According to STAT News, the medications work in entirely different ways. The Merck drug, called molnupiravir, was created with Ridgeback Therapeutics. In trials it reduced hospitalization by 50% and totally prevented deaths when given within five days of the onset of COVID-19 symptoms.

It’s a 40-pill regimen given over a course of five days. Molnupiravir works by tripping up the virus’s ability to replicate itself, so the infection has little chance of becoming severe and causing the immune system to go haywire. According to NBC News molnupiravir causes the enzyme that helps replicate the virus to make so many errors that the pathogen can’t reproduce. This reduces the viral load and infection time in order to prevent a dangerous immune response that could lead to serious illness and death.

The mechanism that molnupiravir uses is similar to the drug remdesivir, the only COVID-19 drug approved by the Food and Drug Administration (FDA), so it’s not a totally new formula. The advantage of the Merck drug is that it is a convenient pill, while administering remdesivir is done intravenously, in a hospital or clinical setting over several days, after patients are really sick, says The Atlantic.

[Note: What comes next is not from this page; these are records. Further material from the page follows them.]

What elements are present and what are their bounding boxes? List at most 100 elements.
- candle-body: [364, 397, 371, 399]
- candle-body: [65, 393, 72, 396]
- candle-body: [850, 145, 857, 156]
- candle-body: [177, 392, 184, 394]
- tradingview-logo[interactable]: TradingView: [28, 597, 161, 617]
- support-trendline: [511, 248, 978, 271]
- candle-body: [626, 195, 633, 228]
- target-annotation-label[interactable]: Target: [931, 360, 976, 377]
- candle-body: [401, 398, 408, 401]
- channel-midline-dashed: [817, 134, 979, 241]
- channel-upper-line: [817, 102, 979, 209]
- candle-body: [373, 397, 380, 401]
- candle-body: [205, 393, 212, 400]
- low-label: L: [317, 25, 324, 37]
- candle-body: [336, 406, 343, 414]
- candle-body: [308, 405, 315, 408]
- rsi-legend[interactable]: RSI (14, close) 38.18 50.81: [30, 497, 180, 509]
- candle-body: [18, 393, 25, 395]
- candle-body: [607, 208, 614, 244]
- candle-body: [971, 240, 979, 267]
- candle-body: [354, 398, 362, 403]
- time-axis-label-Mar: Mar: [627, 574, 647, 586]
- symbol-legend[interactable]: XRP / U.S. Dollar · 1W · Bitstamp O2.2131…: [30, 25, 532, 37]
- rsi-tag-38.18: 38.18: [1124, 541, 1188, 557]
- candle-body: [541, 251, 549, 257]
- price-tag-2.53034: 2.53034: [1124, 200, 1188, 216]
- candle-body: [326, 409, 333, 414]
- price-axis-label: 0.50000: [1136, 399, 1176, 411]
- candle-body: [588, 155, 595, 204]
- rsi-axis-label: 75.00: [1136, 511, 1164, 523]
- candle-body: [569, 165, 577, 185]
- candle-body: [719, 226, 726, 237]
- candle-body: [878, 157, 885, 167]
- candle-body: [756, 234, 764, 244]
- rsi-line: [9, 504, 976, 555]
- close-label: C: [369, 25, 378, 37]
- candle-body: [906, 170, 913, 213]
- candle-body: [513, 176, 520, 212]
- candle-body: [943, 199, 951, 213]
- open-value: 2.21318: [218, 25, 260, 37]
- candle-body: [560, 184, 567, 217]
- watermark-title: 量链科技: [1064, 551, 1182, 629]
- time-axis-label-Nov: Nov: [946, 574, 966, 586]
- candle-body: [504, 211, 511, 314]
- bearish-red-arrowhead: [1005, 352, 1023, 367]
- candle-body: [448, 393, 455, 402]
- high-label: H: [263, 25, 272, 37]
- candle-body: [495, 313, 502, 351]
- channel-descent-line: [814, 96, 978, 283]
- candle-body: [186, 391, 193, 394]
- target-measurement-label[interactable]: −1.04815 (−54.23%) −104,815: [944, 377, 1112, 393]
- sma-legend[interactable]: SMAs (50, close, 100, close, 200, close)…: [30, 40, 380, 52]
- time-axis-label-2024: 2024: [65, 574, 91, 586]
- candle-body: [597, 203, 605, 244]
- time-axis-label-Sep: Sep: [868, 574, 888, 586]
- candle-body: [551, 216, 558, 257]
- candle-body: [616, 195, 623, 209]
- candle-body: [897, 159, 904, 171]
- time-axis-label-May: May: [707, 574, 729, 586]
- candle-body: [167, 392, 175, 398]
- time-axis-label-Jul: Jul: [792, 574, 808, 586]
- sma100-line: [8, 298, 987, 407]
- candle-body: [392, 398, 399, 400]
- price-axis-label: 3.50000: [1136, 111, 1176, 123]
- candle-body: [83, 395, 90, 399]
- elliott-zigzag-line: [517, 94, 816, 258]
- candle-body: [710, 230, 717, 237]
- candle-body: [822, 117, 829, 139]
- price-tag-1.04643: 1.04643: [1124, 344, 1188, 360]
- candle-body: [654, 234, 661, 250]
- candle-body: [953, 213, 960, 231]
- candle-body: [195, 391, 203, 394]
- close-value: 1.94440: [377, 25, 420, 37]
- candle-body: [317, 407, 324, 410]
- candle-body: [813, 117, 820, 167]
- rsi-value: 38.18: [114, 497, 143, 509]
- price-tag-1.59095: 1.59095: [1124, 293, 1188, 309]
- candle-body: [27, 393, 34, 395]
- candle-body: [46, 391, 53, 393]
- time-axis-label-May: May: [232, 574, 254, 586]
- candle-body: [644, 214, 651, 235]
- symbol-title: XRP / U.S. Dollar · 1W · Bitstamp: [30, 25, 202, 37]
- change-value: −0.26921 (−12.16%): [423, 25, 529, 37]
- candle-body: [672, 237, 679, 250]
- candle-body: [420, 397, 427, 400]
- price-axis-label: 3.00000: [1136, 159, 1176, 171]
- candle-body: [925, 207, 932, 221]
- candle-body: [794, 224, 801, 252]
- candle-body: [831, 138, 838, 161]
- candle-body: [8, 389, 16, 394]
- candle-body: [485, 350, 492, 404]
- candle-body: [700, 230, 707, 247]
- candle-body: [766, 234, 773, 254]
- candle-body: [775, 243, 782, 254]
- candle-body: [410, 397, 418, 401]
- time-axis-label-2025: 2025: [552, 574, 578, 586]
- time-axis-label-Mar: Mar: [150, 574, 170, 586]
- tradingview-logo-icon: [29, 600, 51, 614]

Pfizer’s drug, called Paxlovid, is also a convenient pill but acts at a completely different point in the virus’s reproductive process. It allows the virus to reproduce its RNA but then shuts it down by binding to an enzyme called a protease. Without a working protease, the COVID-19 virus can’t make functional copies. According to STAT News, protease inhibitors have been used for years in drugs for HIV and hepatitis C, as well as cancer drugs. Paxlovid is taken with another drug called ritonavir, which blocks the liver from rejecting it. According to STAT News, Paxlovid reduced hospitalization by 89% and prevented death from COVID-19 in its clinical trials. Patients must begin taking Paxlovid within five days of the first symptoms and 30 pills are taken over a five-day period.

The pills are similar in that study results found they both are 100% effective against death due to COVID-19. And the rate of side effects was also similar. Fewer patients left the treatment groups compared to the placebo groups due to side effects.

Merck released the results of its study in October, and the data will be reviewed by an advisory panel of the FDA in December. So conceivably, the pill will have authorization by the end of this year. Pfizer requested authorization from the FDA for Paxlovid on November 15, so it could launch in December.